Configuration All Acc@1 All Acc@10 OOH Acc@1 OOH Acc@10
Tool4POI (Full) 0.3164 0.7623 0.0522 0.5863
w/o Retrieval Module 0.2545 0.5559 0 0
w/o Reranking Module 0.1655 0.7145 0.0963 0.6024

Key Findings

  • Existing LLM methods achieve 0% accuracy in OOH scenarios, while Tool4POI reaches 40%+ Acc@10, demonstrating the critical value of tool-augmented retrieval.
  • The retrieval module contributes most to top-k recommendation (by introducing diverse candidates), while the reranking module contributes most to top-1 precision (by capturing current intent).
  • The most significant improvements are observed on the sparse dataset CA (averaging only 10 check-ins per user), with gains as high as 100%, demonstrating robustness in data-sparse settings.
  • Model scale effects: even a 3B model outperforms 7B fine-tuned methods, indicating that tool augmentation matters more than model scale.

Highlights & Insights

  • This is the first work to introduce the agent tool-calling paradigm to recommender systems, pioneering the integration of recommendation systems with LLM agents.
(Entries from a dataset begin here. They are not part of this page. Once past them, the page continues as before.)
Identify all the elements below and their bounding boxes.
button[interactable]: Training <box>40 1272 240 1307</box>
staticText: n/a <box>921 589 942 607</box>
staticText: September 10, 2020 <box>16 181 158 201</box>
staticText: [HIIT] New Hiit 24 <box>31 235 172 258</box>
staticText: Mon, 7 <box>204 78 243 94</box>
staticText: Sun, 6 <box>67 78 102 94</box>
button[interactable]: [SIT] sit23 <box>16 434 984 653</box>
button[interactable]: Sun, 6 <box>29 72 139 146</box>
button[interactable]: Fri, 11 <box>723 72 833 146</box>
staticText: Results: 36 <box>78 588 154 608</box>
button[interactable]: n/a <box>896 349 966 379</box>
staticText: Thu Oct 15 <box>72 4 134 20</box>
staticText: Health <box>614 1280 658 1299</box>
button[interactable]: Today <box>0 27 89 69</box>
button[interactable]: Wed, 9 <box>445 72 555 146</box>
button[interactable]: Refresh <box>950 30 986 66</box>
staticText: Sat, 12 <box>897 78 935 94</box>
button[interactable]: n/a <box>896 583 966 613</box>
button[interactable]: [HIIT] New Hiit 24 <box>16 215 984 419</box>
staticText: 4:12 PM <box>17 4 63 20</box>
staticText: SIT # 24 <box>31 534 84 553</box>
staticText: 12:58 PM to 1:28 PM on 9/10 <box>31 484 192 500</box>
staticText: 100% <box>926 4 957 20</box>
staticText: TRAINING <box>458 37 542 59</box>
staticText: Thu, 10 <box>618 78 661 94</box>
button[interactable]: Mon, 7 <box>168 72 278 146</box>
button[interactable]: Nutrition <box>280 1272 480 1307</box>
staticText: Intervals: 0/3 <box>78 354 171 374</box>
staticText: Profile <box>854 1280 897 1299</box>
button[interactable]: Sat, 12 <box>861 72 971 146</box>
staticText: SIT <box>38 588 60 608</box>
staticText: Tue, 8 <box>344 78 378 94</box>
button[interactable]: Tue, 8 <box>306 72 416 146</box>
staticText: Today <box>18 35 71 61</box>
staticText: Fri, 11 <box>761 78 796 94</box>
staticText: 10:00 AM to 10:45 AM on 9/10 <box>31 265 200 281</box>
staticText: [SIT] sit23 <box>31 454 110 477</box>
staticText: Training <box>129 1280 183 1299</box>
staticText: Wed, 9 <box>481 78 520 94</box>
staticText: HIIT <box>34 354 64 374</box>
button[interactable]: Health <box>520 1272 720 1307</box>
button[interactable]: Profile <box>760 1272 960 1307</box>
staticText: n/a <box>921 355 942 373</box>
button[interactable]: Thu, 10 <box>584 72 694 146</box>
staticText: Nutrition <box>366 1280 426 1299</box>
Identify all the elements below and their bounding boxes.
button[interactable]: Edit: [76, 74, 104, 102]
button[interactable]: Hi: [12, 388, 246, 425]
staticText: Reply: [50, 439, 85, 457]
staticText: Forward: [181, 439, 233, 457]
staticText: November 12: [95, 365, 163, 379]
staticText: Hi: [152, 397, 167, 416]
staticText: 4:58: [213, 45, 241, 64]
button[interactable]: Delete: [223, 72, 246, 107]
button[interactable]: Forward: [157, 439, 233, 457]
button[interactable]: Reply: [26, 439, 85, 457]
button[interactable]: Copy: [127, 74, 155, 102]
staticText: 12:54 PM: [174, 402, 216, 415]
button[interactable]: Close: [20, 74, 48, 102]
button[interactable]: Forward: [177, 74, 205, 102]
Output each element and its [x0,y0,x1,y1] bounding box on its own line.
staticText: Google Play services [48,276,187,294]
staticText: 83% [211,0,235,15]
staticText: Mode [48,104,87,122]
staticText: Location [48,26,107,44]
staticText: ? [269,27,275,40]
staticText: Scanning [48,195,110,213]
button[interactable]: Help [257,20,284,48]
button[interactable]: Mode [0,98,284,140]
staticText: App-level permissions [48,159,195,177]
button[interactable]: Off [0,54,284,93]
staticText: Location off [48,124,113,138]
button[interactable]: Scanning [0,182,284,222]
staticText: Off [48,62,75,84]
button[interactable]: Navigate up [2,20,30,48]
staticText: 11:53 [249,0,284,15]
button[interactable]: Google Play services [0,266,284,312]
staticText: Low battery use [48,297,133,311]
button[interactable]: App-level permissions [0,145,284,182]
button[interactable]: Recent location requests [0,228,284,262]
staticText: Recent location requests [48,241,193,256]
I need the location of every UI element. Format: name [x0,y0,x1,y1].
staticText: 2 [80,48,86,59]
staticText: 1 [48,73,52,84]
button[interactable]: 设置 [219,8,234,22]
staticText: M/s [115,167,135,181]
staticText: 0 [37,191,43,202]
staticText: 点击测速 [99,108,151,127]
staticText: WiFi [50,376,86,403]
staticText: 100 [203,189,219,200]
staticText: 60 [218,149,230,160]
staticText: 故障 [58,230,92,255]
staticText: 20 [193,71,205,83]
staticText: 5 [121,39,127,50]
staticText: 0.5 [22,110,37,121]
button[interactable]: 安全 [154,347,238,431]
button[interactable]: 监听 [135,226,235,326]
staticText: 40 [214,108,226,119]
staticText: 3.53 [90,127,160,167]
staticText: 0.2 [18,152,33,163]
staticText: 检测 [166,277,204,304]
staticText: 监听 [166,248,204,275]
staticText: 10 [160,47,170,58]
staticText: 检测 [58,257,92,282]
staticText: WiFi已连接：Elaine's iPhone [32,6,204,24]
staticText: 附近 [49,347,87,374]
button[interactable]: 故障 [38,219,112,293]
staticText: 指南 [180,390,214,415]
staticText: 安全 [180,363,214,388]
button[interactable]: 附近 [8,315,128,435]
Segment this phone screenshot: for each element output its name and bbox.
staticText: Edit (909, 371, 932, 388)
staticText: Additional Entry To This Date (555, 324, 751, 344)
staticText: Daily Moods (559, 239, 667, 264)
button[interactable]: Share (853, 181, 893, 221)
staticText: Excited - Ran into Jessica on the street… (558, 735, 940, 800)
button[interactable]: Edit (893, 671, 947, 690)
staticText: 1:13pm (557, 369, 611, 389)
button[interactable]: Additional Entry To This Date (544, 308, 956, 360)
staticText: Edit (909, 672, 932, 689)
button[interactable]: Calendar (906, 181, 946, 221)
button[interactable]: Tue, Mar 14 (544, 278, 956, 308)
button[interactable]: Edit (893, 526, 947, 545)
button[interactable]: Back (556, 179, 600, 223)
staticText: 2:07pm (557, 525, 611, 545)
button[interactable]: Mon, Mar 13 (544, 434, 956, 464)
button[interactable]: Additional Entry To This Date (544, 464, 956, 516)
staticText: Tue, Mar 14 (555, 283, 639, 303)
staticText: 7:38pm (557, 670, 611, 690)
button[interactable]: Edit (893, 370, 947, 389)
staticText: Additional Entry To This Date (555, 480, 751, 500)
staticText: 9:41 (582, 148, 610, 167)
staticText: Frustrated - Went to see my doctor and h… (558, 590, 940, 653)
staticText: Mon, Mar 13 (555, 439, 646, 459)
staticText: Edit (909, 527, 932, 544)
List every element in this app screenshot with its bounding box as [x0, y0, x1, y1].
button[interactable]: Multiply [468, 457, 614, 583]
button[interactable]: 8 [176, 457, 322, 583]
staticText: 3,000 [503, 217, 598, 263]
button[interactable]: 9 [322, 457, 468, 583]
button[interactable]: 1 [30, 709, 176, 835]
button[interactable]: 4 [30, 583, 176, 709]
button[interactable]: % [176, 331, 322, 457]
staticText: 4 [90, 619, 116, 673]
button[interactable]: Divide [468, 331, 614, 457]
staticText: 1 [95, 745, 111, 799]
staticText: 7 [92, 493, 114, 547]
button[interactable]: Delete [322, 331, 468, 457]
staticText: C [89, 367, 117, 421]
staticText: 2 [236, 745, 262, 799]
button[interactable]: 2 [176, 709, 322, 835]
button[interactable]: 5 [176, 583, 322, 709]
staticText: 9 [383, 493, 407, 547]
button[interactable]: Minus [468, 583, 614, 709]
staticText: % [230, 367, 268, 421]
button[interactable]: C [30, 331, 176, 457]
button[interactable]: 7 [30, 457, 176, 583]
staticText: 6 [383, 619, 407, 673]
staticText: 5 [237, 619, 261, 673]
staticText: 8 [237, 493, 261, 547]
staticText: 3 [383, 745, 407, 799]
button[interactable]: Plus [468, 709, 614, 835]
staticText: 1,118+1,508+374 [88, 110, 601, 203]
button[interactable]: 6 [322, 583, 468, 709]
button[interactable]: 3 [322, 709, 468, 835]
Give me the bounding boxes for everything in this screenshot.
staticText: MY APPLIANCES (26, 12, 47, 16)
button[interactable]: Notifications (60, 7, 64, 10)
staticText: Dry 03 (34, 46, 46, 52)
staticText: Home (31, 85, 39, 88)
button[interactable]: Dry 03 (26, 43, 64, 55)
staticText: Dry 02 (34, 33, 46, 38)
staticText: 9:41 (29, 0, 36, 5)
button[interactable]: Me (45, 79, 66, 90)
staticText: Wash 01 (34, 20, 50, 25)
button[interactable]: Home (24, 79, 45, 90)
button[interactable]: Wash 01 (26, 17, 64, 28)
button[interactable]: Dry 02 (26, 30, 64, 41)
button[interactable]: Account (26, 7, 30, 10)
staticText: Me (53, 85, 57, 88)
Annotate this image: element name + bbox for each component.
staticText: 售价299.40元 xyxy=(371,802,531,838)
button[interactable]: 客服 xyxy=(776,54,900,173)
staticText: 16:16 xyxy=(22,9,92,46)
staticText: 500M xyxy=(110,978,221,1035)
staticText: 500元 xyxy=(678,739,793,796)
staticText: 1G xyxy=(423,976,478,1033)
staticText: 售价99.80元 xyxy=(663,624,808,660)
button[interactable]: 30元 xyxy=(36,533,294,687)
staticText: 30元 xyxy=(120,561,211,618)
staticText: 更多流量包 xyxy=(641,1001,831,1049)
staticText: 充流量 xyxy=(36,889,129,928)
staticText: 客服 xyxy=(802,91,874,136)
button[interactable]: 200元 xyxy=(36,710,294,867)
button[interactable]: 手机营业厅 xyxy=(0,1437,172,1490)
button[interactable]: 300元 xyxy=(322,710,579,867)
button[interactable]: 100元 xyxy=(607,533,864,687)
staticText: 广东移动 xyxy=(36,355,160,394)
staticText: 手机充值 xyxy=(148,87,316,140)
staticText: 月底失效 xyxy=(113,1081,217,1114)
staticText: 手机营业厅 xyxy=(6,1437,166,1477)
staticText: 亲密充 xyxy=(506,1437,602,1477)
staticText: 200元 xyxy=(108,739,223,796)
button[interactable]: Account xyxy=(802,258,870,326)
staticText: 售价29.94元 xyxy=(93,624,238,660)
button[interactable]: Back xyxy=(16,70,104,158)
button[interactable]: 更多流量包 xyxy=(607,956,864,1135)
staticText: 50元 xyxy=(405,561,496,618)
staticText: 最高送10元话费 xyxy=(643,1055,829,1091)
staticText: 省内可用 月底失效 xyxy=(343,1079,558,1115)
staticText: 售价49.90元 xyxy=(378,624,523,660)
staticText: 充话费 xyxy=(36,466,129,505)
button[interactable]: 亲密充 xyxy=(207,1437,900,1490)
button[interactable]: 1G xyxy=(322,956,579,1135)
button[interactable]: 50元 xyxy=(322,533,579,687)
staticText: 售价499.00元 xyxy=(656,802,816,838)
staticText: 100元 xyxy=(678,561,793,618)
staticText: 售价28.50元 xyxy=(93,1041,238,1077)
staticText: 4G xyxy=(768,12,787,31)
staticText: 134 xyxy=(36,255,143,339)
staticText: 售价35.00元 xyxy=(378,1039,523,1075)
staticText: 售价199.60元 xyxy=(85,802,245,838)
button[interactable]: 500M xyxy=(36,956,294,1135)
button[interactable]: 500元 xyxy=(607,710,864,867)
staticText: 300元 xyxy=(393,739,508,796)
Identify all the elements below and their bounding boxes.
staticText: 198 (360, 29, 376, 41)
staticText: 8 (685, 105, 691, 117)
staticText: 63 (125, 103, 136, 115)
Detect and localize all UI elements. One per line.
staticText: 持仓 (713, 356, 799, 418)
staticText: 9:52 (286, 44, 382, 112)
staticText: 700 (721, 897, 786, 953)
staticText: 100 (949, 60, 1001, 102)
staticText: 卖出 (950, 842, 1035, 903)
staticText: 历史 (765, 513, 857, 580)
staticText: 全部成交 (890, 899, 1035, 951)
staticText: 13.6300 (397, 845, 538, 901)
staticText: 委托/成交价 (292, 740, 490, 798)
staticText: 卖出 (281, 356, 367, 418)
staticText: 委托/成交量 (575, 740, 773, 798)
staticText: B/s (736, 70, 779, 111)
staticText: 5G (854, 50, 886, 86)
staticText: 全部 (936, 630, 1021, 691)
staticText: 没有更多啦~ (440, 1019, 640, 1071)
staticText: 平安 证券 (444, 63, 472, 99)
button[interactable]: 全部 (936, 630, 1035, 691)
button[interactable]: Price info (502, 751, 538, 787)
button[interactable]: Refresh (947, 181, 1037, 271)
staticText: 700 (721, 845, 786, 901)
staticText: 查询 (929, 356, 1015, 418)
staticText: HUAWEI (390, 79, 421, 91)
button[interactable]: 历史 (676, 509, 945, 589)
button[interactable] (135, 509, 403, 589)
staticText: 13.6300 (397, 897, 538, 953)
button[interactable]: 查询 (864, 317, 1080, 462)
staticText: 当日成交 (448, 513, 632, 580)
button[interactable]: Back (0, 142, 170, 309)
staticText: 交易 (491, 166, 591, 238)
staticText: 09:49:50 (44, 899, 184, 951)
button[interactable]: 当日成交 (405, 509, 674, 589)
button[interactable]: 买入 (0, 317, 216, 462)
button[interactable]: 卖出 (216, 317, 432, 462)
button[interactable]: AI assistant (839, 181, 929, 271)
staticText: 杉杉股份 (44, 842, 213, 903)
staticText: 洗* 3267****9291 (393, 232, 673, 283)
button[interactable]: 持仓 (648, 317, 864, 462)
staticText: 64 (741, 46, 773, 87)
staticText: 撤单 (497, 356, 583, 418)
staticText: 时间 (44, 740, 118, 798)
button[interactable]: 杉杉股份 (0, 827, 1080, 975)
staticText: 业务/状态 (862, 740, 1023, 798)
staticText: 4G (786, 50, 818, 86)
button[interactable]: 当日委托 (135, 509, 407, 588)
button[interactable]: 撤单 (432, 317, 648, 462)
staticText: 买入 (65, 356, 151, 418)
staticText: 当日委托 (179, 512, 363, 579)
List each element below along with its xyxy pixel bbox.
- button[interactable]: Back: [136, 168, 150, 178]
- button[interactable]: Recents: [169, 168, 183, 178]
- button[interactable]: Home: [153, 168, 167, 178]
The findPotential tool, which leverages a POI co-occurrence graph as a collective prior, is particularly elegant.
  • The training-free, plug-and-play design allows direct deployment across any city or dataset without retraining, making it highly practical.
  • The iterative candidate narrowing via multi-round interaction mirrors the cognitive process humans use when selecting destinations, and this paradigm is transferable to other open-set recommendation scenarios (e.g., product recommendation, content recommendation).

Limitations & Future Work

  • Retrieval quality depends on the LLM's tool-calling accuracy; smaller models may produce errors that break the tool chain.
  • The six-tool design is relatively hand-crafted; additional domain-specific tools (e.g., weather queries, event calendars) may further improve performance.
  • In OOH scenarios, reranking may actually degrade performance due to lack of contextual information; adaptive decisions on whether to perform reranking could be considered.
  • Inference latency is high due to multi-round LLM calls, which requires optimization for real-time recommendation settings.
  • vs. LLM4POI: Supervised fine-tuning of LLMs for QA-style recommendation leads to severe overfitting toward high-frequency POIs. Tool4POI requires no training and retrieves open-set candidates via tools.
  • vs. GNPR-SID: Uses semantic IDs to train LLMs but still cannot recommend OOH POIs. Tool4POI's findPotential tool leverages collective behavior to transcend individual history limitations.
  • vs. Traditional Methods (e.g., GETNext): Fixed embedding representations lack flexibility. Tool4POI leverages LLM reasoning for context-aware recommendation.

Rating

  • Novelty: ⭐⭐⭐⭐⭐ — First tool-augmented LLM POI recommendation framework; groundbreaking resolution of the OOH problem.
  • Experimental Thoroughness: ⭐⭐⭐⭐ — Comprehensive evaluation on three datasets with in-depth IH/OOH analysis.
  • Writing Quality: ⭐⭐⭐⭐ — Clear method description with complete algorithmic pseudocode.
  • Value: ⭐⭐⭐⭐⭐ — Pioneering contribution to the intersection of recommender systems and LLM agents.